Integration tools for running scikit-learn on Spark
Project description
#Spark-sklearn - Spark integration with scikit-learn and numpy.
This package contains some tools to integrate the [Spark computing framework](http://spark.apache.org/) with the popular [scikit-learn machine library](http://scikit-learn.org/stable/). Among other tools:
- train and evaluate multiple scikit-learn models in parallel. It is a distributed analog to the [multicore implementation](https://pythonhosted.org/joblib/parallel.html) included by default in [scikit-learn](http://scikit-learn.org/stable/).
- convert Spark's Dataframes seamlessly into numpy `ndarray`s or sparse matrices.
- (experimental) distribute Scipy's sparse matrices as a dataset of sparse vectors.
Spark-sklearn focuses on problems that have a small amount of data and that can be run in parallel.
- for small datasets, spark-sklearn distributes the search for estimator parameters (`GridSearchCV` in scikit-learn), using Spark,
- for datasets that do not fit in memory, we recommend using the [distributed implementation in Spark MLlib](https://spark.apache.org/docs/latest/api/python/pyspark.mllib.html).

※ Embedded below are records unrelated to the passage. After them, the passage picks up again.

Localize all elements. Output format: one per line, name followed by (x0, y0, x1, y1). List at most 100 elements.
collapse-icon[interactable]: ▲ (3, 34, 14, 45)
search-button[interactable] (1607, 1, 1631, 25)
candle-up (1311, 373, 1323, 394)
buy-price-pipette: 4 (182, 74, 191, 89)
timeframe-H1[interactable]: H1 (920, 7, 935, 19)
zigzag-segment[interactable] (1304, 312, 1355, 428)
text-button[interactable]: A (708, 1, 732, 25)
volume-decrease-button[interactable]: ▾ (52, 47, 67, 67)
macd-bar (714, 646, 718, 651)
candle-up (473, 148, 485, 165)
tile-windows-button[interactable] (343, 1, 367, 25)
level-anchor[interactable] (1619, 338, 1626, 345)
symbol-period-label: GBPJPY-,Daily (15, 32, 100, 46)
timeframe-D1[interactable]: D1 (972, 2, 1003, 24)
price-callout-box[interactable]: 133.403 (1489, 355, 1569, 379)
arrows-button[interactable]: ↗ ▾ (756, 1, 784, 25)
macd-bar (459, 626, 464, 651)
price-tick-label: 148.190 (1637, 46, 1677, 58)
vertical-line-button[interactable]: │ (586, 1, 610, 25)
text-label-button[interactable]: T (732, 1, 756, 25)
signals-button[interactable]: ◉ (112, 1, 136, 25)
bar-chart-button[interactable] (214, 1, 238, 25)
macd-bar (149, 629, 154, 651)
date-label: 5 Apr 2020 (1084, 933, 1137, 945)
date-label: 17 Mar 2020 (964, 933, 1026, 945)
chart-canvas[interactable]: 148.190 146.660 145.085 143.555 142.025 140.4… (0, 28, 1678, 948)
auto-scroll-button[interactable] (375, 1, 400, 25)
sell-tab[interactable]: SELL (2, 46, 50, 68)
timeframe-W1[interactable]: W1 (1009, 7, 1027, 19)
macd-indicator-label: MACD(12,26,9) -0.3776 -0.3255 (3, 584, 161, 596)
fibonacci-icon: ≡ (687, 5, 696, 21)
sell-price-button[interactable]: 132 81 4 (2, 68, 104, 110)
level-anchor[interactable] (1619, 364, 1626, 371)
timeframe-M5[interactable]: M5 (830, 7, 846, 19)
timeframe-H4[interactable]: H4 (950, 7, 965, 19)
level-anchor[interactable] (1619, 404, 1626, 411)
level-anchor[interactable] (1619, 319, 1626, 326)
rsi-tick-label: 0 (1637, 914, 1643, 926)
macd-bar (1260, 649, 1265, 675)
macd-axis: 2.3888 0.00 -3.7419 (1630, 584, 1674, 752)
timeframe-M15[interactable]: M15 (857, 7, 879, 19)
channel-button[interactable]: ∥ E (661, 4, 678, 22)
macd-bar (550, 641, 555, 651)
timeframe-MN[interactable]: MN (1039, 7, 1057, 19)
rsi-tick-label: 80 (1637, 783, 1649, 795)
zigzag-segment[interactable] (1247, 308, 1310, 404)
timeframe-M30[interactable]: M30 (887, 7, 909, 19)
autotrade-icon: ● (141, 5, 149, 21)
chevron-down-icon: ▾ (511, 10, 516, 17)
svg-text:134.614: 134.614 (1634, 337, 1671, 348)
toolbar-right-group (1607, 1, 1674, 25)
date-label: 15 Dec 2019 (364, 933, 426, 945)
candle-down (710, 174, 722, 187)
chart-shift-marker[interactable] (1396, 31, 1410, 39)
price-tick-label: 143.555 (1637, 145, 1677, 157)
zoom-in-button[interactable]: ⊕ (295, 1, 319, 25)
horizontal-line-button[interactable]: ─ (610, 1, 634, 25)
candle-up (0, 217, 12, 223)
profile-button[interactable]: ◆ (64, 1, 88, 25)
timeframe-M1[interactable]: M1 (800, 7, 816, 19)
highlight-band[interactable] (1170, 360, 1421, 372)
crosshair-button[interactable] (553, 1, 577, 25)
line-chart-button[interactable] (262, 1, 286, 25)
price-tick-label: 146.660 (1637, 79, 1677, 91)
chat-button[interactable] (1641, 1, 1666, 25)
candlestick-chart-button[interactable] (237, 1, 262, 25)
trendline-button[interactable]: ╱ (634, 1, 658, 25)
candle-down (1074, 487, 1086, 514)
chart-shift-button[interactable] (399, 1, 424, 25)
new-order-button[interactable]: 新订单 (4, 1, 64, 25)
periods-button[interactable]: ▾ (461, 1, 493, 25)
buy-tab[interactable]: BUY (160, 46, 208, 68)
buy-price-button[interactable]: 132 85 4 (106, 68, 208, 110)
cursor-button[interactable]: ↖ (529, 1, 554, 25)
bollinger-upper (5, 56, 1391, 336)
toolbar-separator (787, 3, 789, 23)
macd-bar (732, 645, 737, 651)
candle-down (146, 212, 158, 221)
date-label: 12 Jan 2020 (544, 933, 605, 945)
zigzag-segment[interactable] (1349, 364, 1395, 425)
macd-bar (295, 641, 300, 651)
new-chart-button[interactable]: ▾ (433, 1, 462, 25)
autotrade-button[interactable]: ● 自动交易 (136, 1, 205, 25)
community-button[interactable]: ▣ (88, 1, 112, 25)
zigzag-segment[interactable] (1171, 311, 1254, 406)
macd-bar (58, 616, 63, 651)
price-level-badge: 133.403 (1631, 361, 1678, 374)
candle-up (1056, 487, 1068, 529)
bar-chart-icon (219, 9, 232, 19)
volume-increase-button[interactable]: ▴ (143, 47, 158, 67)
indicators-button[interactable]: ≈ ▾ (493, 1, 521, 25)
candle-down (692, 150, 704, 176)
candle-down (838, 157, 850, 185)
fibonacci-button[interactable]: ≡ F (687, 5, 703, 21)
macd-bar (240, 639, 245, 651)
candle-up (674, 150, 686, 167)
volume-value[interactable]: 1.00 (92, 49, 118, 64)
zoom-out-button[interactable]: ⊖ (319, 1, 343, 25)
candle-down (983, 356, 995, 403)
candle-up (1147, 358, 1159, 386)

> NOTE: This package distributes simple tasks like grid-search cross-validation. It does not distribute individual learning algorithms (unlike Spark MLlib).
**Difference with the [sparkit-learn project](https://github.com/lensacom/sparkit-learn)** The sparkit-learn project aims at a comprehensive integration between Spark and scikit-learn. In particular, it adds some primitives to distribute numerical data using Spark, and it reimplements some of the most common algorithms found in scikit-learn.
## License
This package is released under the Apache 2.0 license. See the LICENSE file.
## Installation
This package has the following requirements:
- a recent version of scikit-learn. Version 0.17 has been tested, older versions may work too.
- Spark >= 2.0. Spark may be downloaded from the
[Spark official website](http://spark.apache.org/). In order to use spark-sklearn, you need to use the pyspark interpreter or another Spark-compliant python interpreter. See the [Spark guide](https://spark.apache.org/docs/latest/programming-guide.html#overview) for more details.
- [nose](https://nose.readthedocs.org) (testing dependency only)
This package is available on PYPI:
pip install spark-sklearn
This project is also available as as [Spark package](http://spark-packages.org/package/databricks/spark-sklearn).
If you want to use a developer version, you just need to make sure the `python/` subdirectory is in the `PYTHONPATH` when launching the pyspark interpreter:
PYTHONPATH=$PYTHONPATH:./python:$SPARK_HOME/bin/pyspark
__Running tests__ You can directly run tests:
cd python && ./run-tests.sh
This requires the environment variable `SPARK_HOME` to point to your local copy of Spark.
## Example
Here is a simple example that runs a grid search with Spark. See the [Installation](#Installation) section on how to install spark-sklearn.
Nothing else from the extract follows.